I made this for my family this last week and even my kids loved it. I used a whole red and whole green bell pepper instead of just the amounts in the recipe, but other then that I followed the recipe. I served it over mashed potatoes and it was just delicious! I will definitely be making this again.
Braised Paprika Chicken
From EatingWell: January/February 2009
Sweet Hungarian paprika gives this creamy braised chicken the best flavor. This is a good “pantry dish” since you should have the basics on hand and only need to purchase the chicken. You may vary the recipe by using cubed veal shoulder instead of chicken and mushrooms instead of peppers. Serve with whole-wheat orzo flavored with minced parsley or dill.
54 Reviews for Braised Paprika Chicken
When I make this recipe, I also make brown rice with it. At the point it tells you to remove the chicken to another plate & keep it hot, I take that time to cut the chicken (well, it's so tender that it just pulls apart, so there's really no 'cutting' involved) into bite-sized pieces. At the very end, I mix in about 3/4 of a bag of instant brown rice into the chicken mixture. ABSOLUTELY DELICIOUS!!! I will say this though... I do like a bit of hot in my foods from time to time, but the original recipe was a bit much for me (even though my husband was fine with it). I recommend cutting the amount of crushed red pepper in half. MUCH better!! This is definitely one of our favorites!!!

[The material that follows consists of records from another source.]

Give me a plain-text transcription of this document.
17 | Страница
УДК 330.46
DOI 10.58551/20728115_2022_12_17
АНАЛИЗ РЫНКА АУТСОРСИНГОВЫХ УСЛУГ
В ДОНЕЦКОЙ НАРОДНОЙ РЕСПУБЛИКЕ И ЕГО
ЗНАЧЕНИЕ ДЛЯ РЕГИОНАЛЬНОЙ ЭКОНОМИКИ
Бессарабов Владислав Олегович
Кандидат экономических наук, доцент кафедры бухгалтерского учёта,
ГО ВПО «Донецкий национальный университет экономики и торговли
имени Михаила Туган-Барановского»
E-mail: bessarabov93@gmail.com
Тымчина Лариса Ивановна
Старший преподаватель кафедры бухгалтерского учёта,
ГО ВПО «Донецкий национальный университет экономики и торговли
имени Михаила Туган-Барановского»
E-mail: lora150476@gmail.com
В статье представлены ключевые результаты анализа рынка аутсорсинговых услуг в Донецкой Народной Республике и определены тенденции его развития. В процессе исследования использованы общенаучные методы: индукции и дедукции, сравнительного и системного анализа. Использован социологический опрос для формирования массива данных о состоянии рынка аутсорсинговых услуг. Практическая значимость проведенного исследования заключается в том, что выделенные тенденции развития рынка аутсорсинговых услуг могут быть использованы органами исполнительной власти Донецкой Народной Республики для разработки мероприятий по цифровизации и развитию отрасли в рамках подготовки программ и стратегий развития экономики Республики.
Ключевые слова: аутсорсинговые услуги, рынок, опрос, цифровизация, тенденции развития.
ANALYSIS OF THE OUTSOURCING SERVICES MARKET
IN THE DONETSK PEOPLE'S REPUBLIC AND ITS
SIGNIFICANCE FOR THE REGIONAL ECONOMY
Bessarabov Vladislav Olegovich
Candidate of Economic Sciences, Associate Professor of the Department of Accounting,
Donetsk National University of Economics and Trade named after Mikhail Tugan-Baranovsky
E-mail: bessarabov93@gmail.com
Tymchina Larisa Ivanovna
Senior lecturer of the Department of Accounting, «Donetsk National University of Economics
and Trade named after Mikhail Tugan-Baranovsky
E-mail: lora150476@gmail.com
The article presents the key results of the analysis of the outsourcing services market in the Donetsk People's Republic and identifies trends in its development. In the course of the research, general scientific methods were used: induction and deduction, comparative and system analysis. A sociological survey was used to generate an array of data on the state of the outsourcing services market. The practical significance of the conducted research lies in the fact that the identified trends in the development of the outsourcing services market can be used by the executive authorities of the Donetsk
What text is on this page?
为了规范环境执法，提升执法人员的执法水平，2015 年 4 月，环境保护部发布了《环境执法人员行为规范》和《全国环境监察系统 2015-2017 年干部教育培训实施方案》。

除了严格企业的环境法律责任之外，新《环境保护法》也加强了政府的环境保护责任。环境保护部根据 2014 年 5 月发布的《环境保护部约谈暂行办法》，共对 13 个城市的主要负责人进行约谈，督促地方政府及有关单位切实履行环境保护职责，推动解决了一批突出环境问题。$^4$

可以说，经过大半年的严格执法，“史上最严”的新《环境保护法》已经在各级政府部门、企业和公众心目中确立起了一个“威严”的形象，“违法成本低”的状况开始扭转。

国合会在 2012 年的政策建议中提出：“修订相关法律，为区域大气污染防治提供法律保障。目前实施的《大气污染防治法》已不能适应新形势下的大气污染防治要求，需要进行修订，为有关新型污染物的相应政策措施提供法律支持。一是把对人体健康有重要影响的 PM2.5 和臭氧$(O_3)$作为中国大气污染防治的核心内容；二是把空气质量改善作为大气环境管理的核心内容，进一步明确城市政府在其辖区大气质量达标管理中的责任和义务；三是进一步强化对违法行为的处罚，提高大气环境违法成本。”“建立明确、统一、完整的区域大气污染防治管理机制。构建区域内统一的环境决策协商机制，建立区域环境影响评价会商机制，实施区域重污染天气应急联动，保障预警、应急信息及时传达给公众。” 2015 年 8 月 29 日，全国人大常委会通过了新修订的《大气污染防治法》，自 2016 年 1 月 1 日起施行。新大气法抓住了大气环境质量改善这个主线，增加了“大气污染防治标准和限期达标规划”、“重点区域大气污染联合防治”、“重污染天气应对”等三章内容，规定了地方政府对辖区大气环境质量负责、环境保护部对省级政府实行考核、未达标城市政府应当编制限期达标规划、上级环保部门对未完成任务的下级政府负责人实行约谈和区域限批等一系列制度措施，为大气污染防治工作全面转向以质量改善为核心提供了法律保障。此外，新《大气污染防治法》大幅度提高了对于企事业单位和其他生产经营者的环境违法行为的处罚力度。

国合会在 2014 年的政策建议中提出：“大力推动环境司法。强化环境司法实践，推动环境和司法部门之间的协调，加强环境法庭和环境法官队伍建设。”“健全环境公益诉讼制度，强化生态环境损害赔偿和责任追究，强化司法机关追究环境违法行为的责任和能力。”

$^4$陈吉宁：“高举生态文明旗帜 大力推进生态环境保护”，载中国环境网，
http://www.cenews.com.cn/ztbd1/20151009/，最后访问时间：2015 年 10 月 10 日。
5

I made this last weekend while my lactose intolerant mom was out of town. Yumm! It was seriously the best thing I've ever made. Soooo good. I used regular paprika and a pinch more of sugar instead of sweet or hungarian paprika, and it was still really tasty. Most of the onions I used were red. Overall, a very satisfying meal. One thing, though...it takes a long time to skin chicken :P I suggest buying boneless, skinless chicken instead of bothering with it.